My first real contact with him came in the mid-1990s, a few years after the dissolution of the Soviet Union which resulted in the emigration of numerous Russian scientists to the West. He was walking down the corridor in front of my office, with several young Russian scientists in tow, to visit my colleague, Herman Schwan. Marv was taken up with their work on medical applications of millimeter waves, then (as now) a topic of considerable interest in Russia but largely unknown in the West. 

Marv persuaded the Richard J. Fox Foundation (named after a trustee of Temple) to support a new lab on medical uses of mm waves. He was able to support a thriving lab with several young Russian scientists, and imported Russian millimeter wave equipment, which at that time was more advanced than anything available in the West. He then began a decade long research program on biological effects and medical applications.

Marv never succeeded in curing cancer with millimeter waves (which as I recall was one of the aims of the project), but he and his team published about 50 original research papers spanning a range of mm wave bioeffects and dosimetry. The dosimetry, in particular, was first rate, with careful quantification of absorbed power in the targets – not a simple task and a major weakness of much Soviet-era research on the topic. He also published several major reviews on biological effects and possible medical applications of mm waves.

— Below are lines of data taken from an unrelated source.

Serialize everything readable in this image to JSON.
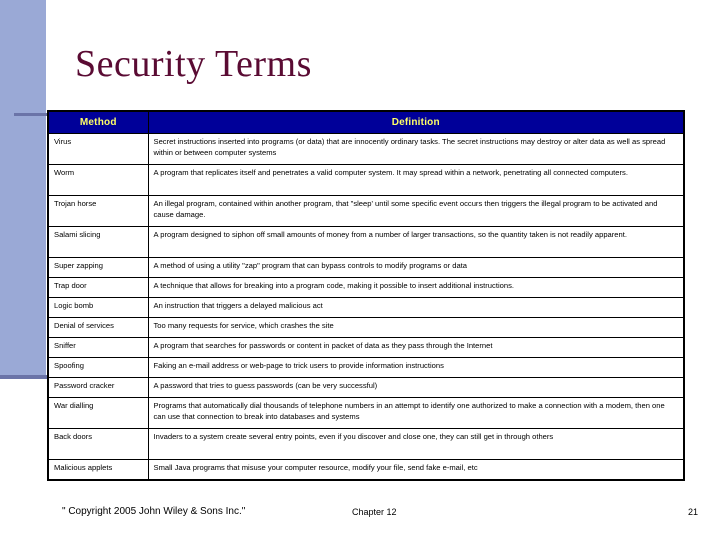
{
  "slide": {
    "title": "Security Terms",
    "title_color": "#5a0b33",
    "accent_band_color": "#9aa9d6",
    "accent_line_color": "#6b74a8",
    "header_bg_color": "#000099",
    "header_text_color": "#ffff66"
  },
  "table": {
    "columns": [
      "Method",
      "Definition"
    ],
    "rows": [
      {
        "method": "Virus",
        "definition": "Secret instructions inserted into programs (or data) that are innocently ordinary tasks. The secret instructions may destroy or alter data as well as spread within or between computer systems",
        "lines": 2
      },
      {
        "method": "Worm",
        "definition": "A program that replicates itself and penetrates a valid computer system. It may spread within a network, penetrating all connected computers.",
        "lines": 2
      },
      {
        "method": "Trojan horse",
        "definition": "An illegal program, contained within another program, that \"sleep' until some specific event occurs then triggers the illegal program to be activated and cause damage.",
        "lines": 2
      },
      {
        "method": "Salami slicing",
        "definition": "A program designed to siphon off small amounts of money from a number of larger transactions, so  the quantity taken is not readily apparent.",
        "lines": 2
      },
      {
        "method": "Super zapping",
        "definition": "A method of using a utility \"zap\" program that can bypass controls to modify programs or data",
        "lines": 1
      },
      {
        "method": "Trap door",
        "definition": "A technique that allows for breaking into a program code, making it possible to insert additional instructions.",
        "lines": 1
      },
      {
        "method": "Logic bomb",
        "definition": "An instruction that triggers a delayed malicious act",
        "lines": 1
      },
      {
        "method": "Denial of services",
        "definition": "Too many requests for service, which crashes the site",
        "lines": 1
      },
      {
        "method": "Sniffer",
        "definition": "A program that searches for passwords or content in packet of data as they pass through the Internet",
        "lines": 1
      },
      {
        "method": "Spoofing",
        "definition": "Faking an e-mail address or web-page to trick users to provide information instructions",
        "lines": 1
      },
      {
        "method": "Password cracker",
        "definition": "A password that tries to guess passwords (can be very successful)",
        "lines": 1
      },
      {
        "method": "War dialling",
        "definition": "Programs that automatically  dial thousands of telephone numbers in an attempt to identify one authorized to make a connection with a modem, then one can use that connection to break into databases and systems",
        "lines": 2
      },
      {
        "method": "Back doors",
        "definition": "Invaders to a system  create several entry points, even if you discover and close  one, they can still get in through others",
        "lines": 2
      },
      {
        "method": "Malicious applets",
        "definition": "Small Java programs that misuse your computer resource, modify your file, send fake e-mail, etc",
        "lines": 1
      }
    ]
  },
  "footer": {
    "copyright": "\" Copyright 2005 John Wiley & Sons Inc.\"",
    "chapter": "Chapter 12",
    "page_number": "21"
  }
}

I became much more involved with him as a collaborator, starting in about 2015, when we collaborated on 8 papers related to heating of tissue with microwaves/mm waves. He was a very generous collaborator, very patient, and made significant contributions to the work. 

Many members of the IEEE C95.1 standards setting community know Marv from a different perspective, as a longstanding leader of the group, well endowed with sitzfleisch that enabled him to participate in seemingly endless rounds of meetings. With his background as a physician and his extensive experience in medical physics and electromagnetics, he was indeed a most valuable asset to the IEEE standards setting effort. 

I also came to know Marv and Leah, his wife, in a different setting – in visits every summer to his cabin in the New Jersey Pine Barrens, deep in the pine woods near a lake. He was proud of his handyman skills in keeping the place together: keeping the water pump for the well running, maintaining the rickety raft in the lake, fixing the electricity. Marv liked to take us on rides around the little settlement in his golf cart, followed by informal lunches on the porch of his cabin, washed down with beer and wine (for his guests) and diet Coca Cola for himself, followed by a swim in the lake. A real mensch, and a leading scientist in our field.